Another delightful chapter in the No. 1 Ladies' Detective Agency series. There was some remarkable writing, too. This was one I particularly liked: "The old woman said nothing for a moment, and Mma Ramotswe kept her arm about her shoulder. It was a strange feeling, she had always thought; feeling the breathing of another, a reminder of how we all share the same air, and of how fragile we are. At least there was enough air in the world for everybody to breathe; at least people did not fight with one another over that. And it would be difficult, would it not, for the rich people to take all the air away from the poor people, even if they could take so many other things? Black people, white people: same air." (p. 172)

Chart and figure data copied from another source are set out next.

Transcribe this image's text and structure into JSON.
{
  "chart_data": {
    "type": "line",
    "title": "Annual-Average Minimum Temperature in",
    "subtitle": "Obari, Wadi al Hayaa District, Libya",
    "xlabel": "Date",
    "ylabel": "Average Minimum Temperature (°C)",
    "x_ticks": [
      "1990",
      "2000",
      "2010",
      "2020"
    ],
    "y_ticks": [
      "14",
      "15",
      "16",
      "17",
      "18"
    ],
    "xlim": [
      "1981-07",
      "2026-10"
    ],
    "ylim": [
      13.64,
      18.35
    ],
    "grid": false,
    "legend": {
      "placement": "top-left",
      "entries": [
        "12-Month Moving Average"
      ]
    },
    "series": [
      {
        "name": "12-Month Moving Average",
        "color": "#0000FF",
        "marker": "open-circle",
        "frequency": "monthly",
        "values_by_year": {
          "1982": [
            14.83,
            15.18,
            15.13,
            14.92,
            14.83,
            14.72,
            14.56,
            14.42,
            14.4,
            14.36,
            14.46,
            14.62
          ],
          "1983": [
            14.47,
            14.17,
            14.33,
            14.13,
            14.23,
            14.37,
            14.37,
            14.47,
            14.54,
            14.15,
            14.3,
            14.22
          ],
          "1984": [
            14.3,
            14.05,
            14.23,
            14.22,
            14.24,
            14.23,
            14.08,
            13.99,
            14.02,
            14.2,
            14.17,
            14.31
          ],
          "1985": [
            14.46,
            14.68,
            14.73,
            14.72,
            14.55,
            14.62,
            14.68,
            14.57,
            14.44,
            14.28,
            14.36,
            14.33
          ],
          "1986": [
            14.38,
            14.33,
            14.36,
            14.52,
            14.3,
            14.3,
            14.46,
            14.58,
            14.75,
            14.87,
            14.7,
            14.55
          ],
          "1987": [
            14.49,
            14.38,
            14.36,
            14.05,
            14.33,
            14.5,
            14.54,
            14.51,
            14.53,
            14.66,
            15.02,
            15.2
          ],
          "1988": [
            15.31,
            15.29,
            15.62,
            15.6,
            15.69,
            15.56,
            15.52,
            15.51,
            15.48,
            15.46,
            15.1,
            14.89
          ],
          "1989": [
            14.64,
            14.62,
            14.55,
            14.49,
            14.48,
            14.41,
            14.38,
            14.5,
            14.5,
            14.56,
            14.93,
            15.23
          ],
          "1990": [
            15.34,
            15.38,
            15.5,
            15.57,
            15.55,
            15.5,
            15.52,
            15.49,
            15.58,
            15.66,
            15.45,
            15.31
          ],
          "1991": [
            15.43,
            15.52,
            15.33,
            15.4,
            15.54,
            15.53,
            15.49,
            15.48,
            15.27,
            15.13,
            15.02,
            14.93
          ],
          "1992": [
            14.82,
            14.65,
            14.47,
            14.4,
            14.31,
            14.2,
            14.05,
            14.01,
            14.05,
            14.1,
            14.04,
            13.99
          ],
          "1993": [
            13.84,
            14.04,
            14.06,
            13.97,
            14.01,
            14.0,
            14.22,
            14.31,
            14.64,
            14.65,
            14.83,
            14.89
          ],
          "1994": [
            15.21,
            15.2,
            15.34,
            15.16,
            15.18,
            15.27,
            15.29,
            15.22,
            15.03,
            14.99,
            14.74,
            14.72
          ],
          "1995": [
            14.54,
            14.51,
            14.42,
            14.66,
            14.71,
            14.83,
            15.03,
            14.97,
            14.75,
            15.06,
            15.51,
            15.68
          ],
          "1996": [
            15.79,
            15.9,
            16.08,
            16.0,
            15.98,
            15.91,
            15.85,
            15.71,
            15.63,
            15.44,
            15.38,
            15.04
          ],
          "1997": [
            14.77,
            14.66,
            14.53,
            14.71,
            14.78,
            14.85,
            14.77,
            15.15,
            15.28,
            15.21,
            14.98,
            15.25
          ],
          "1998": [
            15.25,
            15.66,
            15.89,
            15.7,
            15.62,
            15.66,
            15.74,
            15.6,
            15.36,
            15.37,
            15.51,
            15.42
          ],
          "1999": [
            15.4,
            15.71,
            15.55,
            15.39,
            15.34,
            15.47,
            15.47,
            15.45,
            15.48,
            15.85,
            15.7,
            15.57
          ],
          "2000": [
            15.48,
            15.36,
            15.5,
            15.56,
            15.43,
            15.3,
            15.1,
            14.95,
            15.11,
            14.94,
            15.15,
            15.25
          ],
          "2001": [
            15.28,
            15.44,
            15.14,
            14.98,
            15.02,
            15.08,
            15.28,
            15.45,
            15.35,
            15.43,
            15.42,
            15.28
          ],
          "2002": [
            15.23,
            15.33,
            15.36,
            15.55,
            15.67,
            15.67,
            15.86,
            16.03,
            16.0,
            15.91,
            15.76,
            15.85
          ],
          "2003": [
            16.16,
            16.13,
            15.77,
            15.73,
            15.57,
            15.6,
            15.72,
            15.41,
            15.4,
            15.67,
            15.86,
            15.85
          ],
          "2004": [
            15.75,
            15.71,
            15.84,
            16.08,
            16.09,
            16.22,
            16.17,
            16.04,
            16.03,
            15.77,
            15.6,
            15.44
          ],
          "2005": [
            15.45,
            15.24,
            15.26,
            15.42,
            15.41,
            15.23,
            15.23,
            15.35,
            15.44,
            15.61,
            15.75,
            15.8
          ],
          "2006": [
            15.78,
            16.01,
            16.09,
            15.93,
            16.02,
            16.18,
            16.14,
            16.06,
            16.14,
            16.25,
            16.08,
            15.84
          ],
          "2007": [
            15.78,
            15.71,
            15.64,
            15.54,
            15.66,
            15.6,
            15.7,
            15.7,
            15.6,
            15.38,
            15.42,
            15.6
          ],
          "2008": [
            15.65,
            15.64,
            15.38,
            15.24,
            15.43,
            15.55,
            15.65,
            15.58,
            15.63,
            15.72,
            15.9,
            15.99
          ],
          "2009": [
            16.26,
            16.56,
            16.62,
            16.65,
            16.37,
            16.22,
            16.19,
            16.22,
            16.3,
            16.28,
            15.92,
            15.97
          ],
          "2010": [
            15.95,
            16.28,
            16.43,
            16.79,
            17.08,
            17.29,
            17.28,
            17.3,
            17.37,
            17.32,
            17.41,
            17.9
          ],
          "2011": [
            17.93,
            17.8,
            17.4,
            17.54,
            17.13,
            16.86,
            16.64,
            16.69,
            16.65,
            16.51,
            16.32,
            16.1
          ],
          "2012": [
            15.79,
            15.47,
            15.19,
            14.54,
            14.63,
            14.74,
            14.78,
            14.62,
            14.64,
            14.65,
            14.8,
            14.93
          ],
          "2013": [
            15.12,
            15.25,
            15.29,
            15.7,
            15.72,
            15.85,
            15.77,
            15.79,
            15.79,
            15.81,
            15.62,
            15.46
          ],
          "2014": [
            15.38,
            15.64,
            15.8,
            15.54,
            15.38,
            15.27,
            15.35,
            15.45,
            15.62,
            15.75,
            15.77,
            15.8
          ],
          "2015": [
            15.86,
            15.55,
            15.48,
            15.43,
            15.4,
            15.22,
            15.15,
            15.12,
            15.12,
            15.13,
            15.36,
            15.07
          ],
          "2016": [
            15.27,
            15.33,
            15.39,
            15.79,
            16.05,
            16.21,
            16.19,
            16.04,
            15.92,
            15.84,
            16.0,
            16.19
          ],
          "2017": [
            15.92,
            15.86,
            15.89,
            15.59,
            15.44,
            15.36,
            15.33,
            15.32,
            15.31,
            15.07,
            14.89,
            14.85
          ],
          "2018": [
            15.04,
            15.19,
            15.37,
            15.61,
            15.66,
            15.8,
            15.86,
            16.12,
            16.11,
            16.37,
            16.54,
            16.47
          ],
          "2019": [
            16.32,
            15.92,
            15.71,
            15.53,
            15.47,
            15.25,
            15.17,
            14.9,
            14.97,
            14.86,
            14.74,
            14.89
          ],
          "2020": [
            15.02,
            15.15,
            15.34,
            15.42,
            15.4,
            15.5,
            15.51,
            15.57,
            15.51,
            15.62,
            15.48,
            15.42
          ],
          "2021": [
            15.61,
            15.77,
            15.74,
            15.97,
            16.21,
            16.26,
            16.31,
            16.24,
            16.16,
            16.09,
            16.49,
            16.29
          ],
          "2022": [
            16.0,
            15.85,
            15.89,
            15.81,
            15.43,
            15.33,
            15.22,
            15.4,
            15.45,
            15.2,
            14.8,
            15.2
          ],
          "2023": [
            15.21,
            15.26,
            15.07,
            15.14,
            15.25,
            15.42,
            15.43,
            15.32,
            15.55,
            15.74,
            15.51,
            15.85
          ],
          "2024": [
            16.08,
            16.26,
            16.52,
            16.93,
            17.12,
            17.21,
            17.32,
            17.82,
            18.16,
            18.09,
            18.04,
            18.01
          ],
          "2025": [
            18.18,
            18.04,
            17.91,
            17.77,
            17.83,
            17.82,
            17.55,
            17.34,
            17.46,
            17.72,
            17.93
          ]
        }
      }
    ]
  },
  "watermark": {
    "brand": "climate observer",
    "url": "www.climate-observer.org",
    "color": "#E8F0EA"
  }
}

A satisfying solution of Mme Ramotswe's many problems. She accidentally hits a man on a bike with her van, and she arranges for his bike to be fixed and for the man to be hired at Speedy Motors. Her goodwill is rewarded when he finds her stolen van. In the back of her mind is the fear that her first husband will disclose that they were never divorced, making her a bigamist. Will she pay him off, or will she tell her husband? I enjoy this series of a lady detective and her assistant.
In this sixth novel, the now married Mma Ramotswe finds a man under her bed, a pumpkin on her porch, and a dilemma that may ruin her domestic bliss that involves a confrontation with the cruel Note Mokoti. And when her tiny white van is stolen, and Precious is heart-broken, her dear friends come to her rescue out of love and respect. These books confirm my esteem of their gentle humor and joie de vivre.